Şunu da hatırlatmakta yarar var: Eğer duş ile gusül alıyorsa ihtiyatı vacip olarak başı yıkamadan önce ve aynı şekilde bedeni yıkamadan önce birkaç saniye duşun altından çıkmalı ve ardından o uzvun guslüne başlamalıdır.
27. Mesele: Guslün sahih olma şartları daha önce abdestin sahih olma şartlarında beyan edilen hususlardır. Bunlar: Niyetin yanı sıra suyun mutlak, pak ve mubah olması, beden uzuvlarının pak olması ve guslü – imkân dâhilinde – direkt olarak kendisinin yapması, suyu kullanmak için hastalık gibi şer’i bir mazeretin engel olmamasıdır. Gusül iki hususta abdestten farklıdır:
Birincisi: Gusülde baş ve boyunun ya da bedenin yukarıdan aşağı doğru yıkanması lazım değildir.
İkincisi: Muvalatı riayet şart değildir. Yani abdestte olduğu gibi gusüldeki işlerin art arda yapılması şart değildir. Binaenaleyh insan önce baş ve boynunu yıkayıp bir süre – hatta uzun bir süre – sonra bedeninin diğer uzuvlarını yıkayabilir.

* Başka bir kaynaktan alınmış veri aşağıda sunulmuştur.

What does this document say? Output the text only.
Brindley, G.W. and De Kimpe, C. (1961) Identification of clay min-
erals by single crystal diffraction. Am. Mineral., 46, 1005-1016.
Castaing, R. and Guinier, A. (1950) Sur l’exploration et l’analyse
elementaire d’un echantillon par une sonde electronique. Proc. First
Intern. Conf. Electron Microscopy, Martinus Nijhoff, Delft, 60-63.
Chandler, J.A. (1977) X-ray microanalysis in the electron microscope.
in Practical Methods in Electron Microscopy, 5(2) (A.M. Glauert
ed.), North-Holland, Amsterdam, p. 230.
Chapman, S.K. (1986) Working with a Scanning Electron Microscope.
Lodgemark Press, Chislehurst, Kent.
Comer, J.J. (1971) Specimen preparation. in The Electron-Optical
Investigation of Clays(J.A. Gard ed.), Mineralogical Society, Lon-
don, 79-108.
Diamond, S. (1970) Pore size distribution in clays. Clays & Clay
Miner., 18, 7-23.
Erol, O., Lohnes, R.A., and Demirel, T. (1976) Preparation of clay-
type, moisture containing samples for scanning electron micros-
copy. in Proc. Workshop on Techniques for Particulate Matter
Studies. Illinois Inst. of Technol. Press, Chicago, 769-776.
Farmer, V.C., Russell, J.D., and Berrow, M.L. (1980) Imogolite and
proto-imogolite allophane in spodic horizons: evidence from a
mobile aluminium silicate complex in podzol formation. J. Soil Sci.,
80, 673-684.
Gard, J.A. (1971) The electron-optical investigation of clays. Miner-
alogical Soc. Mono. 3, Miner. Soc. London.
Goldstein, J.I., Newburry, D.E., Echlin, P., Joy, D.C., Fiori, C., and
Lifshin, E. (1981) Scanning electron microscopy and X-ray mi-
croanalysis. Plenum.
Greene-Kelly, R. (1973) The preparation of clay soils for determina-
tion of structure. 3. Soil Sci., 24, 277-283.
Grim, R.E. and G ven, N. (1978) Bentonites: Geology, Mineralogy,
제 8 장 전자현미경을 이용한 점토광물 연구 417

28. Mesele: Cebire guslü de (meyyit guslü hariç) cebire abdesti gibidir. Sadece şu fark vardır: Cebire guslünde üzeri kapatılmış olan bölgede yara veya irin varsa mükellef gusül yapıp cebire üzerine mesh etmekle teyemmümü seçmek arasında seçim yapma hakkına sahiptir. Fakat eğer cebire kırık üzerinde ise bu durumda vazifesi gusül almak ve cebire üzerine mesh etmektir.
29. Mesele: Guslün vacip olmasına neden olan sebepler şunlardır:
a) Cenabet, b) Hayız, c) Nifas, d) İstihaze, e) Ölüm, f) Ölüye dokunma
a) Cenabet
30. Mesele: Cenabet iki şekilde gerçekleşir:
Birincisi: Meni çıkması; ister cinsel ilişki ile olsun, ister uyurken olsun veya başka şekilde olsun, fark etmez. Meni; yapışkan ve yoğun bir sıvıdır; bazen sarıya veya yeşile çalan süt renkli özelliği olan bu sıvının mayalanmış hamura benzer bir kokusu vardır. Genellikle cinsel zevkin zirvesinde sıçrayarak çıkar ve çıkışının ardından bedenin gevşemesine yol açar.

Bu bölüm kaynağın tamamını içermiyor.